The Enquirer has been contacted by several subcontractors and suppliers in recent weeks warning they are unable to obtain cover on some of the industry’s biggest names.
The spectre of further insolvencies following recent main contractor failures is disrupting the normal function of insurance within the sector as subcontractors say they are being forced to turn down work.
The nervous state of the market was highlighted in the Readie Construction chairman’s memo to staff explaining why the group collapsed. He blamed chronic tightening in the performance bond and trade credit insurance markets for tipping it over the edge.
The Construction Leadership Council working with the Builders Merchants Federation is now trying to quantify the scale of the problems and yesterday launched a Trade Credit Insurance Survey to gather information on the current market position of TCI provision.
The move comes as insurers are reported to have pulled out of construction altogether because they fear continuing high business failure rates.
This has prompted calls for the Government to intervene and reintroduce the Trade Credit Reinsurance Scheme applied at the height of the Covid 19 epidemic.
Ben Woodthorpe, partner at business restructuring and advisory specialist ReSolve, said: “Construction companies are facing higher hurdles obtaining trade credit insurance to protect against industry failure.
“Many insurance providers seem to be unwilling to continue exposure to the construction industry by simply withdrawing the availability of cover or impeding its access through excessive information requests and onerous ongoing assessment processes.”

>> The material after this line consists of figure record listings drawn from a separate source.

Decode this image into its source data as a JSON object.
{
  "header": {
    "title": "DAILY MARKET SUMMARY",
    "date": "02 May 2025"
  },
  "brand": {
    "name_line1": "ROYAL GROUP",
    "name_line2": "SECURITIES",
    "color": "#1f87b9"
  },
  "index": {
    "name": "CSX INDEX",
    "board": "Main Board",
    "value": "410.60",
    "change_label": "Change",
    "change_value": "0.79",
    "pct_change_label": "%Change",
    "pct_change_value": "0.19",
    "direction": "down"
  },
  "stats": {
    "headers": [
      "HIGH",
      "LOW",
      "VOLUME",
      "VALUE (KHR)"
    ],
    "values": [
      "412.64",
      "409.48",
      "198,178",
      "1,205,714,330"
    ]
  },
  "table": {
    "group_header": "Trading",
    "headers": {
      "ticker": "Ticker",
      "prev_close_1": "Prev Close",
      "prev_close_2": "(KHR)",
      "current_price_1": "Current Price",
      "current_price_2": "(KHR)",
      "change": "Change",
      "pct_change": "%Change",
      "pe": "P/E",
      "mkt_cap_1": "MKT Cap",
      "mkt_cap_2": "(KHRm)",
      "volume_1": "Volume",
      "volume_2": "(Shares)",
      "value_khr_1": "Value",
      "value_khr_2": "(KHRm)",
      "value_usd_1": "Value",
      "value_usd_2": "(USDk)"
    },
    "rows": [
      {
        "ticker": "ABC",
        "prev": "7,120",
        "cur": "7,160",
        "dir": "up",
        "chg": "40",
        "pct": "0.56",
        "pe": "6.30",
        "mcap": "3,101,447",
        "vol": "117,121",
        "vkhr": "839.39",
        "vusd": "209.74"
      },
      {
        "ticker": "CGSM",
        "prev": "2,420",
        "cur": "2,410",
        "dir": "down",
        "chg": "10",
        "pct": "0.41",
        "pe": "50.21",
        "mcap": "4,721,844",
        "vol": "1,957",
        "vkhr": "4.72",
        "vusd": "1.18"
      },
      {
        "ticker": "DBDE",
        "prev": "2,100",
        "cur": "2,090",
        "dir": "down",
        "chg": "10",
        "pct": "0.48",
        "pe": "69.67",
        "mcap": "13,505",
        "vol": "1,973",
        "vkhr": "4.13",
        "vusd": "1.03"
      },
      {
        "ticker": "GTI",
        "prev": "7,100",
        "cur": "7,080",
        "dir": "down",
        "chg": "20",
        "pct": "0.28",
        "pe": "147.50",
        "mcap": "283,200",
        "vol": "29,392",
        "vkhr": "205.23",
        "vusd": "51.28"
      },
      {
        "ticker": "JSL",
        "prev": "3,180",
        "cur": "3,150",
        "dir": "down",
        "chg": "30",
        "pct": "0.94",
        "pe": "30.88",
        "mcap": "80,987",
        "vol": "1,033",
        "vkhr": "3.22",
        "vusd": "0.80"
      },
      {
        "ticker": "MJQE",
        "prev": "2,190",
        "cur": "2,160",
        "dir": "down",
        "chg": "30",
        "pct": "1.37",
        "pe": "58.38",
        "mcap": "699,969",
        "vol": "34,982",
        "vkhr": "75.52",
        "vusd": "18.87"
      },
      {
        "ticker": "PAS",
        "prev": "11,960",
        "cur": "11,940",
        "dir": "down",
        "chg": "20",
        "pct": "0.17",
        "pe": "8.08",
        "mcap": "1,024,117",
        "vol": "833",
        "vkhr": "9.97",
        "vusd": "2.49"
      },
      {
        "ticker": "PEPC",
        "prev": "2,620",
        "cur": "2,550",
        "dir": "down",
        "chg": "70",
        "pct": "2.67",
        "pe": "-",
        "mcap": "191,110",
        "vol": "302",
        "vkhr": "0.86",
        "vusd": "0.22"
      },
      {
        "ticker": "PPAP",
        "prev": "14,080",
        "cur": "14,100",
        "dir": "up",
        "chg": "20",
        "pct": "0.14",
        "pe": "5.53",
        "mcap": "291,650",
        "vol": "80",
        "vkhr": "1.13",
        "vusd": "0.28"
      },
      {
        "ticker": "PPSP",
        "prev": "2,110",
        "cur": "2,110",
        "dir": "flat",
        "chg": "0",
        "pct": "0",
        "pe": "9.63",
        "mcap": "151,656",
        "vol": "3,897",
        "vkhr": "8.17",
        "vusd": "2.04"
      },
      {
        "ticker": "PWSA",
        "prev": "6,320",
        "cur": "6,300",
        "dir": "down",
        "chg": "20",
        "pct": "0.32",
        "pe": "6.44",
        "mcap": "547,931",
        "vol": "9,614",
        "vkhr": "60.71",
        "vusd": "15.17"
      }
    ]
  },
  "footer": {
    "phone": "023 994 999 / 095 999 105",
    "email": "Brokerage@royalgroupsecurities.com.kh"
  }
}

He warned: “There are also signs that surety and performance bond coverage is being affected by demands for greater security, and personal or parent company guarantees.
“Many believe it is time that the Government considered reintroducing the trade credit reinsurance scheme last seen in 2020 to secure ongoing trade in this critical sector.”
One package contractor told the Enquirer: “Nowadays we receive cover pulls quite a lot but the latest was a big shock to us. It certainly wasn’t a firm among those widely rumoured to have problems.”
“The insurer was right on Readie, so who knows?”
He added: “Why clients don’t start using project bank accounts which would protect themselves, I just don’t get. After all if their contractor went bust then they are not exposed as much.”
An M&E specialist said: “Its very jittery out there. We have seen the market harden on trade credit insurance in the last few months. Several insurers have simply pulled out construction.
“It’s not impossible to get cover, because several opportunists have entered the market to fill the gap, but they are really charging for it.”